The earliest record of Woodbridge is in the mid 10th century when it was acquired by St. Aethelwold, Bishop of Winchester, who made it a part of the endowment of the monastery he helped to refound at Ely, Cambridgeshire in AD 970. Woodbridge did not acquire its own monastery until about 1193, when a small priory of Austin canons was founded by Ernald Rufus.
It has been a centre for boat-building, rope-making and sail-making since the Middle Ages. Edward III and Sir Francis Drake had Elizabethan era fighting ships built in Woodbridge.
Around the town there are various buildings from the Tudor, Georgian, Regency and Victorian eras. The town has a tide mill in working order, one of only 2 in the UK and one of the earliest - a mill was first recorded on this site in 1170, operated by the Augustinian canons. In 1536, it passed to King Henry VIII. In 1564, Queen Elizabeth I granted the mill to Thomas Seckford. In 1577 he founded Woodbridge School and the Seckford Almshouses, for the poor of Woodbridge. Two windmills survive, Buttrum's Mill, and Tricker's Mill. The former is open to the public.
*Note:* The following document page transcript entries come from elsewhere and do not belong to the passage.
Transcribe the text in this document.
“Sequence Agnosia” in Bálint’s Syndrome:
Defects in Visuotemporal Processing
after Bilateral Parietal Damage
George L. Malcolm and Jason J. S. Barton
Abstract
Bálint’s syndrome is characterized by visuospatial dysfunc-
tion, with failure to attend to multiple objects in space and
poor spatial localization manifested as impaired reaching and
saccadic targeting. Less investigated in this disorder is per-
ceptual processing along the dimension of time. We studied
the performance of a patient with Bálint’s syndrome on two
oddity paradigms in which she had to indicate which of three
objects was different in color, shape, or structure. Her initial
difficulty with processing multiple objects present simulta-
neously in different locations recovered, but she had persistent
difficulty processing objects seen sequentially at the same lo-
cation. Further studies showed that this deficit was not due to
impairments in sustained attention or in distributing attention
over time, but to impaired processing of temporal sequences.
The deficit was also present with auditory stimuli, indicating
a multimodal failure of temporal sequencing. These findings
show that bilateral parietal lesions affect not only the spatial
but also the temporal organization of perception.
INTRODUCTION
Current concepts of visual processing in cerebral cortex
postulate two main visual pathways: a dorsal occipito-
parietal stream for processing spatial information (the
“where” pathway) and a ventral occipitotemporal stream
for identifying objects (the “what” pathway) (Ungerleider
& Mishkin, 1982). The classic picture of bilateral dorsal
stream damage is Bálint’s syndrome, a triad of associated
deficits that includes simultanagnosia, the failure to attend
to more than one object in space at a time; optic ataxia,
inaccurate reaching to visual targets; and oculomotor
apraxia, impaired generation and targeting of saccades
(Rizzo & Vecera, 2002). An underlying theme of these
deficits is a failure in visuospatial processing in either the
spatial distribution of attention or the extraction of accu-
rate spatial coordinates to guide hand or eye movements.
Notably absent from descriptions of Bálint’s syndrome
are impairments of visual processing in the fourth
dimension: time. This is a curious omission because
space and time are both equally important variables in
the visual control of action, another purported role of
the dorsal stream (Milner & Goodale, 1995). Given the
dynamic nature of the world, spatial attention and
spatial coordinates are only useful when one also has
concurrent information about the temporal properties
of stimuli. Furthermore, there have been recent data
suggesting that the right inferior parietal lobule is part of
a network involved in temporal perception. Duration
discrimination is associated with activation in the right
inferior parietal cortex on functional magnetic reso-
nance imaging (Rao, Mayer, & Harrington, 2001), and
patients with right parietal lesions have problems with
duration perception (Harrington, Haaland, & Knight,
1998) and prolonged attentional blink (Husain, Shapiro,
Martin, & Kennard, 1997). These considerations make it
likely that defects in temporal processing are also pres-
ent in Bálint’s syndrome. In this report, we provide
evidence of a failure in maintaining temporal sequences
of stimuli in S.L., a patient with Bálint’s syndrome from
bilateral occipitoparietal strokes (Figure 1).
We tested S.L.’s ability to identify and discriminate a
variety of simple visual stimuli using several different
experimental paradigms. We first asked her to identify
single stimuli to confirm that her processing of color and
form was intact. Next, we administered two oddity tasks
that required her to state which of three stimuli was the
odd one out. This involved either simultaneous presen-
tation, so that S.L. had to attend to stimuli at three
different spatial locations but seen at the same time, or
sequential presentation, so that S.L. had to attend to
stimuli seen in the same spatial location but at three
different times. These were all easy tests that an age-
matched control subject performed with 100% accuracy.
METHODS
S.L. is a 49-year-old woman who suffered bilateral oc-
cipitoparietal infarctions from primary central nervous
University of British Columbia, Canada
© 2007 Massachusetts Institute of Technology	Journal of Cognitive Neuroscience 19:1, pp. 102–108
Sutton Hoo, a group of low grassy mounds famous for turning up Anglo-Saxon treasure of one of the earliest English kings, Rædwald, overlooks Woodbridge from the eastern bank of the River Deben.
The so-called Rendlesham Forest incident took place in nearby Rendlesham Forest in 1980. Unexplained lights were seen in the sky close to RAF Woodbridge, a United States Airforce base, and there were claims that a UFO had landed in the forest. The incident continues to interest ufologists and vigorous debates take place between those who believe that an alien spacecraft landed there and the sceptics who offer alternative explanations.
Woodbridge has its own brass band, the Woodbridge Excelsior Band, which was formed in 1846 and is the oldest community brass band in East Anglia.
There is a museum devoted to the Suffolk Punch, a breed of heavy working horse, in the Shire Hall on the Market Hill.
Local folklore has it that the route from the river to the top of Drybridge Hill (via Church Street, the Market Hill and Seckford Street) is the hill which was marched up by the Grand Old Duke of York in the popular nursery rhyme.